By Paul Rincon
BBC News science reporter, in Houston, Texas
Europe's rover mission to Mars faces a key review to decide if the landing vehicle will be accompanied to the Red Planet by an orbiting spacecraft.
Some on the ExoMars mission want its carrier module, which will ferry the rover to Mars, turned into an orbiter.
Upgrading the carrier to an orbiter would cut the mission's reliance on an American spacecraft for communications.
European Space Agency (Esa) officials are expected to decide on the matter in late 2006/early 2007.
The mission is currently due to launch on a Russian Soyuz craft in 2011.
Need for orbiter
An extra 80 million euros (£55m) would be required to fly a heavier orbiter on the more powerful Ariane-5 rocket.
"One thing people probably don't realise is that the carrier we presently have on ExoMars is in essence already an orbiter. It's an orbiter that doesn't go into orbit," Dr Jorge Vago, project scientist on ExoMars, told the BBC News website.
Under current plans, the ExoMars spacecraft would consist of a carrier that releases a descent module on approach to the Red Planet.
After this, the carrier would become space junk, playing no further part in the mission.
The descent module would deploy the rover and a stationary geophysics package to the Martian surface.
Here, vehicle and surface station would have to rely on a US space agency (Nasa) spacecraft - probably Mars Reconnaissance Orbiter (MRO), recently arrived at the Red Planet - for communication with Earth.
Dr Vago said it would be very cheap to convert the carrier spacecraft into an orbiter with enough capacity for 30kg of scientific instruments and - crucially - equipped to carry out data relay.
This, he said, would allow the European mission "to gain some independence from MRO" and also pave the way for "a follow-up to the excellent science Mars Express is conducting today".
Going down the route of using MRO as a relay means ExoMars would have to compete for time on the orbiter with Nasa's Mars Science Laboratory (MSL) rover, due to launch in 2009.

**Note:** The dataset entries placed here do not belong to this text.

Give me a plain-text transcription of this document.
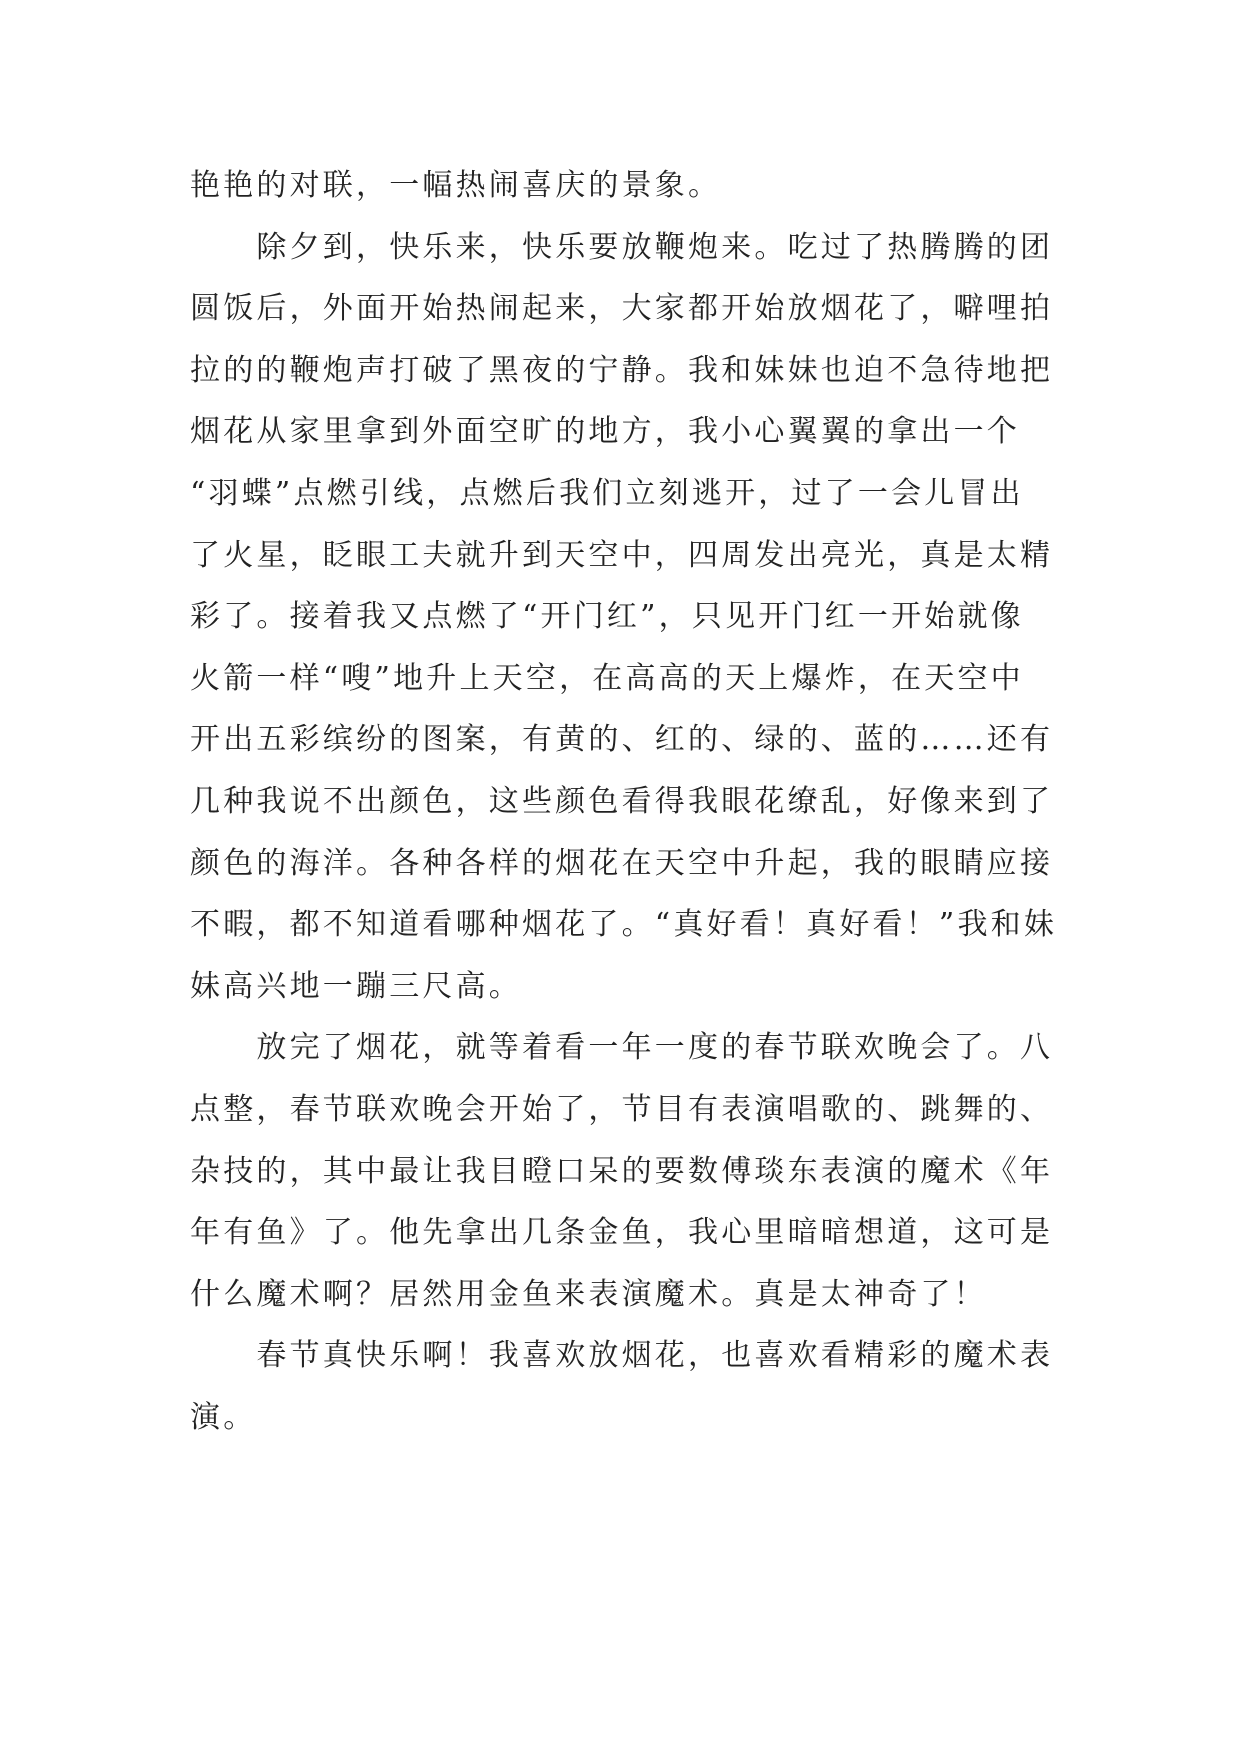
艳艳的对联，一幅热闹喜庆的景象。
　　除夕到，快乐来，快乐要放鞭炮来。吃过了热腾腾的团
圆饭后，外面开始热闹起来，大家都开始放烟花了，噼哩拍
拉的的鞭炮声打破了黑夜的宁静。我和妹妹也迫不急待地把
烟花从家里拿到外面空旷的地方，我小心翼翼的拿出一个
“羽蝶”点燃引线，点燃后我们立刻逃开，过了一会儿冒出
了火星，眨眼工夫就升到天空中，四周发出亮光，真是太精
彩了。接着我又点燃了“开门红”，只见开门红一开始就像
火箭一样“嗖”地升上天空，在高高的天上爆炸，在天空中
开出五彩缤纷的图案，有黄的、红的、绿的、蓝的……还有
几种我说不出颜色，这些颜色看得我眼花缭乱，好像来到了
颜色的海洋。各种各样的烟花在天空中升起，我的眼睛应接
不暇，都不知道看哪种烟花了。“真好看！真好看！”我和妹
妹高兴地一蹦三尺高。
　　放完了烟花，就等着看一年一度的春节联欢晚会了。八
点整，春节联欢晚会开始了，节目有表演唱歌的、跳舞的、
杂技的，其中最让我目瞪口呆的要数傅琰东表演的魔术《年
年有鱼》了。他先拿出几条金鱼，我心里暗暗想道，这可是
什么魔术啊？居然用金鱼来表演魔术。真是太神奇了！
　　春节真快乐啊！我喜欢放烟花，也喜欢看精彩的魔术表
演。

"On the other hand, there are a number of instruments [on ExoMars] with large US participation. There is one that is provided by the US. So the Americans have an interest in using ExoMars as well, so they can get their science done," Dr Vago explained.
ExoMars is part of the European Space Agency's Aurora programme of space exploration. Also envisaged as part of Aurora is a robotic mission to return samples of Martian rock and soil to Earth for analysis.

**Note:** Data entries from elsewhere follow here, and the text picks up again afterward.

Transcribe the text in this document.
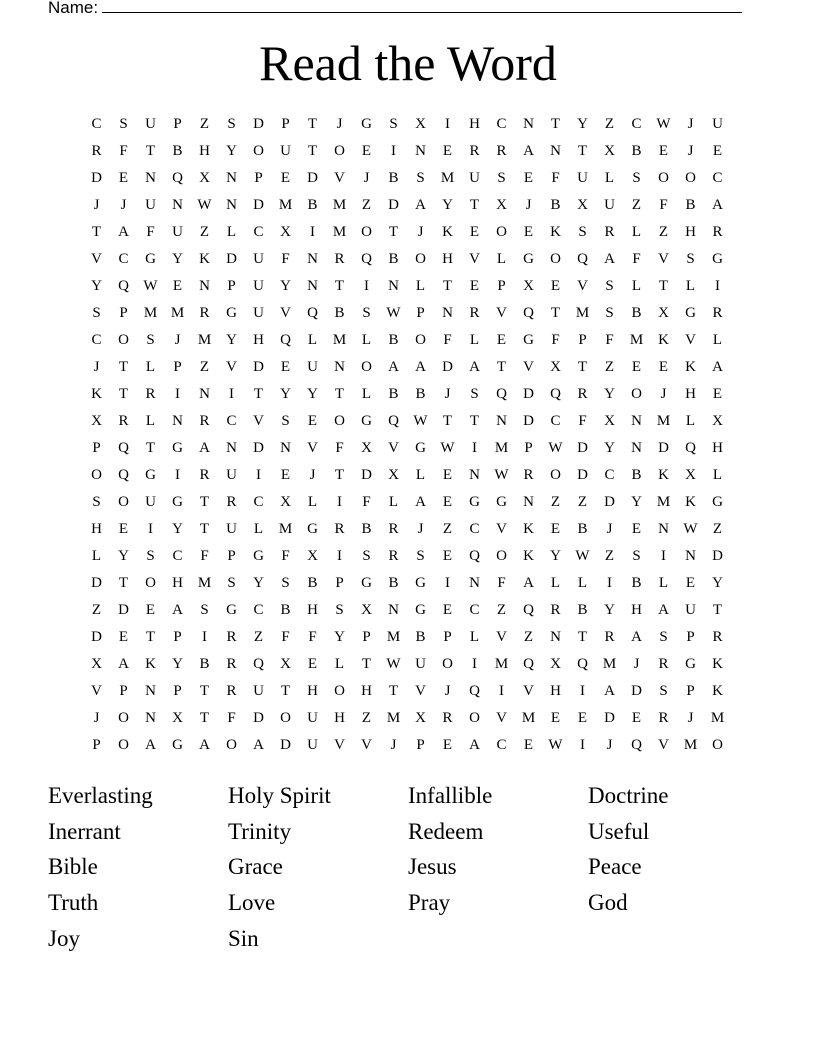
Name:
Read the Word
C	S	U	P	Z	S	D	P	T	J	G	S	X	I	H	C	N	T	Y	Z	C W	J	U
R	F	T	B	H	Y	O	U	T	O	E	I	N	E	R	R	A	N	T	X	B	E	J	E
D	E	N	Q	X	N	P	E	D	V	J	B	S	M U	S	E	F	U	L	S	O	O	C
J	J	U	N W N	D M	B	M	Z	D	A	Y	T	X	J	B	X	U	Z	F	B	A
T	A	F	U	Z	L	C	X	I	M O	T	J	K	E	O	E	K	S	R	L	Z	H	R
V	C	G	Y	K	D	U	F	N	R	Q	B	O	H	V	L	G	O	Q	A	F	V	S	G
Y	Q W	E	N	P	U	Y	N	T	I	N	L	T	E	P	X	E	V	S	L	T	L	I
S	P	M M	R	G	U	V	Q	B	S	W	P	N	R	V	Q	T	M	S	B	X	G	R
C	O	S	J	M Y	H	Q	L	M	L	B	O	F	L	E	G	F	P	F	M K	V	L
J	T	L	P	Z	V	D	E	U	N	O	A	A	D	A	T	V	X	T	Z	E	E	K	A
K	T	R	I	N	I	T	Y	Y	T	L	B	B	J	S	Q	D	Q	R	Y	O	J	H	E
X	R	L	N	R	C	V	S	E	O	G	Q W	T	T	N	D	C	F	X	N M	L	X
P	Q	T	G	A	N	D	N	V	F	X	V	G W	I	M	P	W D	Y	N	D	Q	H
O	Q	G	I	R	U	I	E	J	T	D	X	L	E	N W R	O	D	C	B	K	X	L
S	O	U	G	T	R	C	X	L	I	F	L	A	E	G	G	N	Z	Z	D	Y M K	G
H	E	I	Y	T	U	L	M G	R	B	R	J	Z	C	V	K	E	B	J	E	N W	Z
L	Y	S	C	F	P	G	F	X	I	S	R	S	E	Q	O	K	Y W	Z	S	I	N	D
D	T	O	H M	S	Y	S	B	P	G	B	G	I	N	F	A	L	L	I	B	L	E	Y
Z	D	E	A	S	G	C	B	H	S	X	N	G	E	C	Z	Q	R	B	Y	H	A	U	T
D	E	T	P	I	R	Z	F	F	Y	P	M	B	P	L	V	Z	N	T	R	A	S	P	R
X	A	K	Y	B	R	Q	X	E	L	T	W U	O	I	M Q	X	Q M	J	R	G	K
V	P	N	P	T	R	U	T	H	O	H	T	V	J	Q	I	V	H	I	A	D	S	P	K
J	O	N	X	T	F	D	O	U	H	Z	M X	R	O	V M	E	E	D	E	R	J	M
P	O	A	G	A	O	A	D	U	V	V	J	P	E	A	C	E	W	I	J	Q	V M O
Everlasting	Holy Spirit	Infallible	Doctrine
Inerrant	Trinity	Redeem	Useful
Bible	Grace	Jesus	Peace
Truth	Love	Pray	God
Joy	Sin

This had been conceived as a joint mission between Esa and the US space agency (Nasa), but this now looks in doubt because of cuts in funding for the agency's science programme.
This has hit, amongst other things, its Mars exploration projects. MSL is secure, but subsequent missions are shrouded in uncertainty.
"What we fear is that Mars Sample Return will be pushed into the future. For us, this is very important. This programme has started with ExoMars, we cannot just let it drop," said Dr Vago.
"If the Americans cut Mars Sample Return, either we go for an ExoMars 2 but with precision landing, or a technology demonstration mission, or a mission to the Moon.
"I would like to keep the focus on Mars. While I see the scientific validity of going to the Moon, I also see that we could line up with [Nasa's] lunar exploration programme.
"For the time being, I feel more comfortable with missions that have a higher scientific priority like ExoMars or Mars Sample Return."
Dr Vago outlined the current mission architecture for ExoMars here at the Lunar and Planetary Science Conference in Houston, Texas.